Statistical Physics

Statistical physics is the holy grail of Physics. Statistical physics has taught us many lessons in the universe and will definitely teach us more. It aims at studying the macroscopic parameters of a system. The study is done when it is in equilibrium from the knowledge of the microscopic properties using the law of mechanics. Thou, this approach is differing from thermodynamics that studies the macroscopic system in equilibrium from the macroscopic standpoint. It is done without considering the microscopic parameters.

What is Statistical Physics?

It is the branch of physics where a scheme to calculate the free energy is formulated. In statistical physics, the fact that matters consist of atoms. These are the microscopic laws that govern the motion of atoms. Most importantly an additional law of statistical physics gives a general expression for free energy.

Statistical physics can easily study thermal equilibrium states and non-equilibrium states.

Statistical physics is a branch of physics yields from a foundation of statistical mechanics. It uses methods of probability theory and statistics. Usually, it uses mathematical tools for dealing with large populations and approximations, in solving physical problems. It can describe a variety of fields with an inherently stochastic nature. The applications of statistical physics include many problems in the fields of physics,  biology,  chemistry,  neuroscience. The main work is to clear the properties of matter in aggregate, in terms of physical laws governing atomic motion.

Statistical mechanics develop the phenomenological results of thermodynamics. These results are from a probabilistic examination of the underlying microscopic systems. The first topics in physics where statistical methods were applied were the field of classical mechanics. It is concerned with the motion of particles or objects when subjected to a force.

Need for Statistical Description in Physics

Statistics used in physics gives a conceptual link between the macroscopic and the microscopic view.

• Maxwell-Boltzmann statistics are in use to describe the distribution of particles at different energy levels as a function of temperature. This has can be in use to gain insight into a wide range of processes such as diffusion.
• A statistical approach to thermodynamics can give a deeper understanding of different concepts.

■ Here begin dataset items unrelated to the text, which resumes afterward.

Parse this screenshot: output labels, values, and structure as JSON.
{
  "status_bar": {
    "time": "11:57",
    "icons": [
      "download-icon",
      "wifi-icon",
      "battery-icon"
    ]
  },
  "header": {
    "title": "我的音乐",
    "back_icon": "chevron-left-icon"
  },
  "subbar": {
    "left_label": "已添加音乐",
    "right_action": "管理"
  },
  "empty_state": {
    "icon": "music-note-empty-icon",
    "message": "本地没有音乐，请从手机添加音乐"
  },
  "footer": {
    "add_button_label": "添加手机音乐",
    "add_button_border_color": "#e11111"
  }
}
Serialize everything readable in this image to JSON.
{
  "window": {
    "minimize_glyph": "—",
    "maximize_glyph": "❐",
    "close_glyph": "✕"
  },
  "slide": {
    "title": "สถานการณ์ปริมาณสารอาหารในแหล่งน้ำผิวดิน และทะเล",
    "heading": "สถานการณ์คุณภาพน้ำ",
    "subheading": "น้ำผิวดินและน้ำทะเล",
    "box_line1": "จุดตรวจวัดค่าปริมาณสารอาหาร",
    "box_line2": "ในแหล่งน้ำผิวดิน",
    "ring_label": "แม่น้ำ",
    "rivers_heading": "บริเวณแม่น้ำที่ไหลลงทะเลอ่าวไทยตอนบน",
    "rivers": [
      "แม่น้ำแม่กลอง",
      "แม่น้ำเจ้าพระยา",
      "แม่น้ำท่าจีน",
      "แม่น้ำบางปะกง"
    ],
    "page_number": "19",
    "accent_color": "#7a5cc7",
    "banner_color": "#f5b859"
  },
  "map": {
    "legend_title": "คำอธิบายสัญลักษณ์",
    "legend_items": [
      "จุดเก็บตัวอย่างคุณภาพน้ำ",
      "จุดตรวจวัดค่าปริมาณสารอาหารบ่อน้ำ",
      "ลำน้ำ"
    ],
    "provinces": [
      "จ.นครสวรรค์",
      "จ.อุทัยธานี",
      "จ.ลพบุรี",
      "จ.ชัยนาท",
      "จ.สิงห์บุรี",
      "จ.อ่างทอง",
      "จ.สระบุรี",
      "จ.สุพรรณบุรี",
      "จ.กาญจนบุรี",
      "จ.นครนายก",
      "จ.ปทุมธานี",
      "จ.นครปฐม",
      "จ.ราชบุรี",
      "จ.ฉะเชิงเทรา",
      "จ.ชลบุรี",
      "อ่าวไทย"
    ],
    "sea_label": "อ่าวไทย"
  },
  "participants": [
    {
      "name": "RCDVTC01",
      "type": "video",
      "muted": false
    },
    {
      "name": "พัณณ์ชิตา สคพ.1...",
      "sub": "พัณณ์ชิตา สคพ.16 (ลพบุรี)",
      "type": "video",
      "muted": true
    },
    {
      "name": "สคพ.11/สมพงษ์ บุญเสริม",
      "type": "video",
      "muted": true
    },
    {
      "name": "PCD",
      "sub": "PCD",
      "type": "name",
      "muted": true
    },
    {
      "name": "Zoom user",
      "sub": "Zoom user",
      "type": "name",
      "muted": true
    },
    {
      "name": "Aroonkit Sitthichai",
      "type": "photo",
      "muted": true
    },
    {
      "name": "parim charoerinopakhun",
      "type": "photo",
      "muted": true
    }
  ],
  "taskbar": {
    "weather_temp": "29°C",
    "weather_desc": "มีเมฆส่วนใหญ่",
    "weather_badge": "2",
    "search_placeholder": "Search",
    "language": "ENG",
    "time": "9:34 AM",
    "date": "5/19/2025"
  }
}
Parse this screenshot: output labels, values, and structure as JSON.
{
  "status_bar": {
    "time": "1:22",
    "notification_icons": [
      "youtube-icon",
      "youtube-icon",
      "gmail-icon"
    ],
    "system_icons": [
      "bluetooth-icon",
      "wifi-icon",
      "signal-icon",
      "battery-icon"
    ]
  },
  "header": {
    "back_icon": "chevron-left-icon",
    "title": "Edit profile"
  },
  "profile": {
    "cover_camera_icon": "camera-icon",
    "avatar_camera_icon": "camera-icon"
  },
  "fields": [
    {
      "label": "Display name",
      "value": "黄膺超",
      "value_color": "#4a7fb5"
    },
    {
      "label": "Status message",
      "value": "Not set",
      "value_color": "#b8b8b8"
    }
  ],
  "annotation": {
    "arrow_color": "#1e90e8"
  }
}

For instance, the temperature can easily be understood statistically, as the average kinetic energy of atoms in a bulk material.
• The application of statistics to describe processes such as Brownian motion has proven to be useful in the derivation of the path-integral formulation of quantum physics.
• The study of statistics provides a practical set of tools for testing hypotheses and estimating intervals on aggregate data. It forms the basis for the proper design of experiments, interpretation of data and correlation of information that ultimately underpins the development of modern scientific knowledge.

FAQs on Statistical Physics

Question 1: What are applications of statistical physics

Answer: Following are a few statistical physics applications:

• The first application of statistical physics was concentrated on the distribution of molecules in an assembly. This was applied in Maxwell’s distribution of molecular velocity in physics.
• Gibbs explained thermodynamics using statistical physics.